Me: "What was all that paddying about then?"
Daughter:" It wasn't really about the biscuit, I just needed to say that" (for an hour, apparently, in increasingly higher pitches)
Me: "What was it really about, then?"
Daughter: "It could be anything, really".
I am envious of the sheer joy of the tantrum. How I long to do what she does: just pick a subject, any subject. The slightest slight, the merest askew look, and just roll, roll with it, until the yells and screams and whines have attained their own music and you've forgotten what it actually was all about. How much nicer you must feel when you've stopped. I can see her, enjoying the stopping of it. It is like she is trying on emotions, for size, for later, for adulthood. And of course, that is in a sense exactly what they are doing. How can a child who is happy and looked after truly know "sad"? My refusing to read the damn stupid Charlie and Lola book is not a reason to be sad. Losing a limb or having me burn the book, possibly. But there they are, trying on emotions, seeing how they fit. I once caught daughter in front of the mirror, doing a "sad face" and trying to cry, for no reason whatsoever. Then, suddenly, you're all meant to stop this nonsense, and stop being emotional and behave. This is school. Then you are a teenager, and for a brief flowering, it's suddenly allowed again, everyone expects you to be an emotional see-saw, so you are. Weeping because, in my case, that one out of the Psychadelic Furs was married, or because you were never ever going to get a Lippizaner stallion. Days spent, later, holed up in my room (which I was not allowed, NOT FAIR to paint black), wallowing in misery, listening to the Smiths and inflicting it on everyone else too. Losing my temper when my dad said I looked like Max Wall in my Goth get-up. Crying because some greasy fringed boy with the only motorbike (and thus, only way out) of the village didn't like me. But really, it could have been anything.

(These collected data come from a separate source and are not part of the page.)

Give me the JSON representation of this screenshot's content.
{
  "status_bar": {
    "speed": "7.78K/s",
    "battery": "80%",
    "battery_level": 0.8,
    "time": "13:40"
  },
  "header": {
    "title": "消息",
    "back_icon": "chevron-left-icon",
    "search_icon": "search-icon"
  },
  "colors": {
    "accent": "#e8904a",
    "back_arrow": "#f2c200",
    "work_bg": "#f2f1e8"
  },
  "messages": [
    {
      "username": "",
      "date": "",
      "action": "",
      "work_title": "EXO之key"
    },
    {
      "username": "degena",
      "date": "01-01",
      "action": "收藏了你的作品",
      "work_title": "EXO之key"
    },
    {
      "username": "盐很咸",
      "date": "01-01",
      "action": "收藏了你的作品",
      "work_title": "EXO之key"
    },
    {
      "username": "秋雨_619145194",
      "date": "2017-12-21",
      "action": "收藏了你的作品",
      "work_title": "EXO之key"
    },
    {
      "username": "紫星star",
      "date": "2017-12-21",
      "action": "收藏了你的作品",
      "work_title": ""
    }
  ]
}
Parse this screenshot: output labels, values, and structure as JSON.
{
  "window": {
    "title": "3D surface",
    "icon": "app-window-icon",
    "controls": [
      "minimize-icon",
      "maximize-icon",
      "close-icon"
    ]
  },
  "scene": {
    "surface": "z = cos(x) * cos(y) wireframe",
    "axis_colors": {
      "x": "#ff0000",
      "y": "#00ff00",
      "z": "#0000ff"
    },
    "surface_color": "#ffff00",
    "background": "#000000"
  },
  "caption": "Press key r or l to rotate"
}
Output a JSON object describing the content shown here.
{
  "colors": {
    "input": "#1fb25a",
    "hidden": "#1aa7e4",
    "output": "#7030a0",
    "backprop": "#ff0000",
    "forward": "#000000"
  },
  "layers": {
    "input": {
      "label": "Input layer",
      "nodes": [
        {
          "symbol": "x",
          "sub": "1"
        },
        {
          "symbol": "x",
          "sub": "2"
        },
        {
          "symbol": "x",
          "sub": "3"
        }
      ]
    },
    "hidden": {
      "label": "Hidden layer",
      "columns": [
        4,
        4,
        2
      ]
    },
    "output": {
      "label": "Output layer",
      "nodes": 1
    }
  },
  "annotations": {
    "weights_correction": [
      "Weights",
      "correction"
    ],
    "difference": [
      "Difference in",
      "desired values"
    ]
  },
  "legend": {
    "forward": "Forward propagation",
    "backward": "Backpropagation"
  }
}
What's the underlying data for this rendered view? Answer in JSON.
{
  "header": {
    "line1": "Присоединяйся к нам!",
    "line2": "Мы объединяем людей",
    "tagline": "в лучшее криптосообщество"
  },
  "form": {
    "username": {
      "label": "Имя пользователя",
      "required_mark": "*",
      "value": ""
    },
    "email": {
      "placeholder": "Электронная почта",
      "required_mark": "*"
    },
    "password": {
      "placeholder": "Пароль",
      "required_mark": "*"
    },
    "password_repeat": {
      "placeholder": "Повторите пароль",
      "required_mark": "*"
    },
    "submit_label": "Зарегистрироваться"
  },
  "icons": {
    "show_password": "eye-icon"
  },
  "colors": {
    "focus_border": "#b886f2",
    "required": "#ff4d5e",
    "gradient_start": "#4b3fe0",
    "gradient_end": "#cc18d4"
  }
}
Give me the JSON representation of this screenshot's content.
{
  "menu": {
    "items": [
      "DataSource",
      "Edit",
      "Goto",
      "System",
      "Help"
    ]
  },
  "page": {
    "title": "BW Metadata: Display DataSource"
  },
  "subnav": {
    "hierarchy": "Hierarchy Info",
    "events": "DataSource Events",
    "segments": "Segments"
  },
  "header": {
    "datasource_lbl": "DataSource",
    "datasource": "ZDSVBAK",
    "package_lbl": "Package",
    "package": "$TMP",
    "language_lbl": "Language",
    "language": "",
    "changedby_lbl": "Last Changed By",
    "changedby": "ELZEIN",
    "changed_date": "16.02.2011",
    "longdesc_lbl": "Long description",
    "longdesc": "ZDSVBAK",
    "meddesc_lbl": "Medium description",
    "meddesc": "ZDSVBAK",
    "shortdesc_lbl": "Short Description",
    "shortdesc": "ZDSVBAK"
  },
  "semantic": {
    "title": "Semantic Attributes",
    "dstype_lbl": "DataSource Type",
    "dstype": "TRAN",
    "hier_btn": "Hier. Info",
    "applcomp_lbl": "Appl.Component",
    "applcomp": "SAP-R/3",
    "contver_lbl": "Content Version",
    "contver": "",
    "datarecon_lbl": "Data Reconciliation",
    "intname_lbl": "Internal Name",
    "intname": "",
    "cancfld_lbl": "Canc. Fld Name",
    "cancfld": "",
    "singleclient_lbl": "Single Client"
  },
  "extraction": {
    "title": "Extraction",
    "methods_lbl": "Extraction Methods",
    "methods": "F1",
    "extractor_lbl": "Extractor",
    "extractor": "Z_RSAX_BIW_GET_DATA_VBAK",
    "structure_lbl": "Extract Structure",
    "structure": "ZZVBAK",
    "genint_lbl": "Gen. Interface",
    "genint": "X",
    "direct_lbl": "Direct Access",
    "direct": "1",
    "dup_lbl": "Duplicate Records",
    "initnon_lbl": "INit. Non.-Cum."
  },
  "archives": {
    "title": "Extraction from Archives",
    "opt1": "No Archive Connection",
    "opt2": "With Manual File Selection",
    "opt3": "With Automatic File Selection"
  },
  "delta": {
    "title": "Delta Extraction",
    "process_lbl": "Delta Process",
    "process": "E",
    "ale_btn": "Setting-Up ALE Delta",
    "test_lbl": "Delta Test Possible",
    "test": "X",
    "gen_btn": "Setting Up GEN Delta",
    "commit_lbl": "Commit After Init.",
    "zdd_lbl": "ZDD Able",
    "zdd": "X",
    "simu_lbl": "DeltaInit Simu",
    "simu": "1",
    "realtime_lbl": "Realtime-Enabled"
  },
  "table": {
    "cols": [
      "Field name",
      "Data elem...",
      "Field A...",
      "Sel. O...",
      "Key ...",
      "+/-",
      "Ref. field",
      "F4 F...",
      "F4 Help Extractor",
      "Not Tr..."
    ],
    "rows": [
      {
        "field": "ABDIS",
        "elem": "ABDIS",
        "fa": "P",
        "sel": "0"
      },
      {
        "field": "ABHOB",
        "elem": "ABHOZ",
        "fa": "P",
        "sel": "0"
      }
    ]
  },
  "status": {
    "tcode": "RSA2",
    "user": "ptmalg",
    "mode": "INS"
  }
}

Same sort of time in your life, I suppose. Aged 2 to 4, you are trying out being without your mum, trying boundaries. Will she run after me if I sprint off? If she says "Right, that's it, i'm GOING?", how far will she really go? Round the corner? (If you are me, round the corner and then HIDE. Freaks 'em out. They certainly stop yelling). Screaming for attention. Now. And then, teens, not much different. Suddenly awkward again, only with the opposite sex also pointing out you're awkward, and preparing to leave your mum a bit more. You don't get to do it as an adult (with the notable exception of the year I was on a weird contraceptive pill that sent me into hormone overdrive, that was interesting. And the year my thyroid went hyperactive. That was tantrummy AND hallucinatory. People with back to front knees and faces. Which annoyed me.)Hopefully, by the time my two are teens my standard response of ignore, ignore, ignore, then say "What was that all about then?" whilst barely looking up from my sewing/paper/pint will work then, too. I will also know that the biscuit/boy/popstar/teacher isn't the real reason, either. Sometimes,we all just need to yell.